Triste país este em que seus artistas creem que cultura depende de ter ou não um Ministério.

Acusado de machista, de manter em casa uma linda primeira-dama “recatada e do lar”, Temer cometeu o pecado de não incluir uma mulher no primeiro escalão. Até desejou levar a deputada Mara Gabrilli (PSDB-SP), mas acabou extinguindo a pasta pensada para ela.

Foi execrado nas redes sociais e pelos movimentos de mulheres que hierarquizam o gênero antes da competência.
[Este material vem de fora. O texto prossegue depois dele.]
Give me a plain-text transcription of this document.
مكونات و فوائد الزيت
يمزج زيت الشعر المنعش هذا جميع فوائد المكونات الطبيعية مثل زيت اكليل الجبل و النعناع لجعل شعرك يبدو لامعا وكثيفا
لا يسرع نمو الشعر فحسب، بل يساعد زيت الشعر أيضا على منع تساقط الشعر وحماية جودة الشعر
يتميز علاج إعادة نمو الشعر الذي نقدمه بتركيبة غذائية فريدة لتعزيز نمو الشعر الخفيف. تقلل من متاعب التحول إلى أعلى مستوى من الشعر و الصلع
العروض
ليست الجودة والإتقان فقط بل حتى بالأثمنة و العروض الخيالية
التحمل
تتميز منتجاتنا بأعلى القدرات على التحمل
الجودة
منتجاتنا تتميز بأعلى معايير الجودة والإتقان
E que têm como ícone a presidente afastada Dilma Rousseff, que adora atribuir parte de seus problemas a uma ilusória discriminação sexista.

Sem demora, Dilma aproveitou-se de sua condição de mulher para espinafrar Temer. Na entrevista à imprensa internacional, repetiu a ladainha da ilegitimidade do novo governo e lamentou a ausência de mulheres e negros no time que passou a comandar o país.
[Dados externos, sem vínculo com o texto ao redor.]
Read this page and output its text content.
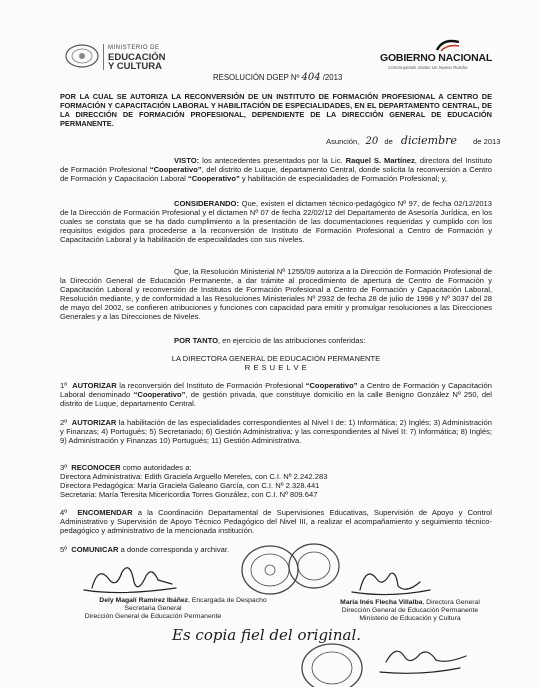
MINISTERIO DE
EDUCACIÓN
Y CULTURA
GOBIERNO NACIONAL
Construyendo Juntos Un Nuevo Rumbo
RESOLUCIÓN DGEP Nº 404 /2013
POR LA CUAL SE AUTORIZA LA RECONVERSIÓN DE UN INSTITUTO DE FORMACIÓN PROFESIONAL A CENTRO DE FORMACIÓN Y CAPACITACIÓN LABORAL Y HABILITACIÓN DE ESPECIALIDADES, EN EL DEPARTAMENTO CENTRAL, DE LA DIRECCIÓN DE FORMACIÓN PROFESIONAL, DEPENDIENTE DE LA DIRECCIÓN GENERAL DE EDUCACIÓN PERMANENTE.
Asunción, 20 de diciembre de 2013
VISTO: los antecedentes presentados por la Lic. Raquel S. Martínez, directora del Instituto de Formación Profesional “Cooperativo”, del distrito de Luque, departamento Central, donde solicita la reconversión a Centro de Formación y Capacitación Laboral “Cooperativo” y habilitación de especialidades de Formación Profesional; y,
CONSIDERANDO: Que, existen el dictamen técnico-pedagógico Nº 97, de fecha 02/12/2013 de la Dirección de Formación Profesional y el dictamen Nº 07 de fecha 22/02/12 del Departamento de Asesoría Jurídica, en los cuales se constata que se ha dado cumplimiento a la presentación de las documentaciones requeridas y cumplido con los requisitos exigidos para procederse a la reconversión de Instituto de Formación Profesional a Centro de Formación y Capacitación Laboral y la habilitación de especialidades con sus niveles.
Que, la Resolución Ministerial Nº 1255/09 autoriza a la Dirección de Formación Profesional de la Dirección General de Educación Permanente, a dar trámite al procedimiento de apertura de Centro de Formación y Capacitación Laboral y reconversión de Institutos de Formación Profesional a Centro de Formación y Capacitación Laboral, Resolución mediante, y de conformidad a las Resoluciones Ministeriales Nº 2932 de fecha 28 de julio de 1998 y Nº 3037 del 28 de mayo del 2002, se confieren atribuciones y funciones con capacidad para emitir y promulgar resoluciones a las Direcciones Generales y a las Direcciones de Niveles.
POR TANTO, en ejercicio de las atribuciones conferidas:
LA DIRECTORA GENERAL DE EDUCACIÓN PERMANENTE
R E S U E L V E
1º AUTORIZAR la reconversión del Instituto de Formación Profesional “Cooperativo” a Centro de Formación y Capacitación Laboral denominado “Cooperativo”, de gestión privada, que constituye domicilio en la calle Benigno González Nº 250, del distrito de Luque, departamento Central.
2º AUTORIZAR la habilitación de las especialidades correspondientes al Nivel I de: 1) Informática; 2) Inglés; 3) Administración y Finanzas; 4) Portugués; 5) Secretariado; 6) Gestión Administrativa; y las correspondientes al Nivel II: 7) Informática; 8) Inglés; 9) Administración y Finanzas 10) Portugués; 11) Gestión Administrativa.
3º RECONOCER como autoridades a:
Directora Administrativa: Edith Graciela Arguello Mereles, con C.I. Nº 2.242.283
Directora Pedagógica: María Graciela Galeano García, con C.I. Nº 2.328.441
Secretaria: María Teresita Micericordia Torres González, con C.I. Nº 809.647
4º ENCOMENDAR a la Coordinación Departamental de Supervisiones Educativas, Supervisión de Apoyo y Control Administrativo y Supervisión de Apoyo Técnico Pedagógico del Nivel III, a realizar el acompañamiento y seguimiento técnico-pedagógico y administrativo de la mencionada institución.
5º COMUNICAR a donde corresponda y archivar.
Dely Magalí Ramírez Ibáñez, Encargada de Despacho
Secretaria General
Dirección General de Educación Permanente
María Inés Flecha Villalba, Directora General
Dirección General de Educación Permanente
Ministerio de Educación y Cultura
Es copia fiel del original.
É claro que não contou aos jornalistas que o seu governo também não tinha um único negro, mesmo quando ostentava 39 ministérios. Algo que não tem importância alguma, não fosse o fato de ela reclamar da pele de quem a sucede sem olhar o próprio umbigo.

Ter ou não negros, amarelos, católicos, judeus ou evangélicos nada garante. As exigências sabidamente são outras.

Lula teve Benedita da Silva, mulher, negra e evangélica. Durou pouco mais de um ano. Foi afastada depois de ser flagrada usando dinheiro público para custeio pessoal em um evento de sua crença, na Argentina. E teve homens brancos que acabaram atrás das grades, condenados pelo mensalão.

Teve oito ministros em dívida com a Justiça, mesmo número de ministros investigados de Temer, muito aquém dos 21 enrolados do grupo de Dilma, uma equipe que figura como a pior que já se viu.

Além da presidente, o governo Dilma também tinha mulheres. E isso não se refletiu em êxito. E sua derrocada veio pela incompetência gerencial, inabilidade política e soberba, não pelo fato de ela ser mulher. O país sabe disso e ela finge não saber.

Quem insiste na representação por gênero, cor ou credo, o faz por ignorância, desonestidade intelectual ou má-fé. Ou por tudo isso.

Este artigo foi originalmente publicado no Blog do Noblat, em 15/5/2016. 

7 Comentários para “Nem cor nem gênero”

  1. Será que no Brasil não exista uma, uma apenas que possa ser ministra em uma das 29 pastas?
    E olha que não precisa ser bonita.
    Nos quadros políticos do PSDB existe algum negro ou mesmo negra com competência para exercer um ministério?
    Nem mesmo uma das invejosas?
    Aqui entre nós as mulheres foram desprestigiadas. Algumas, grandes mulheres, preferiram a sombra dos maridos.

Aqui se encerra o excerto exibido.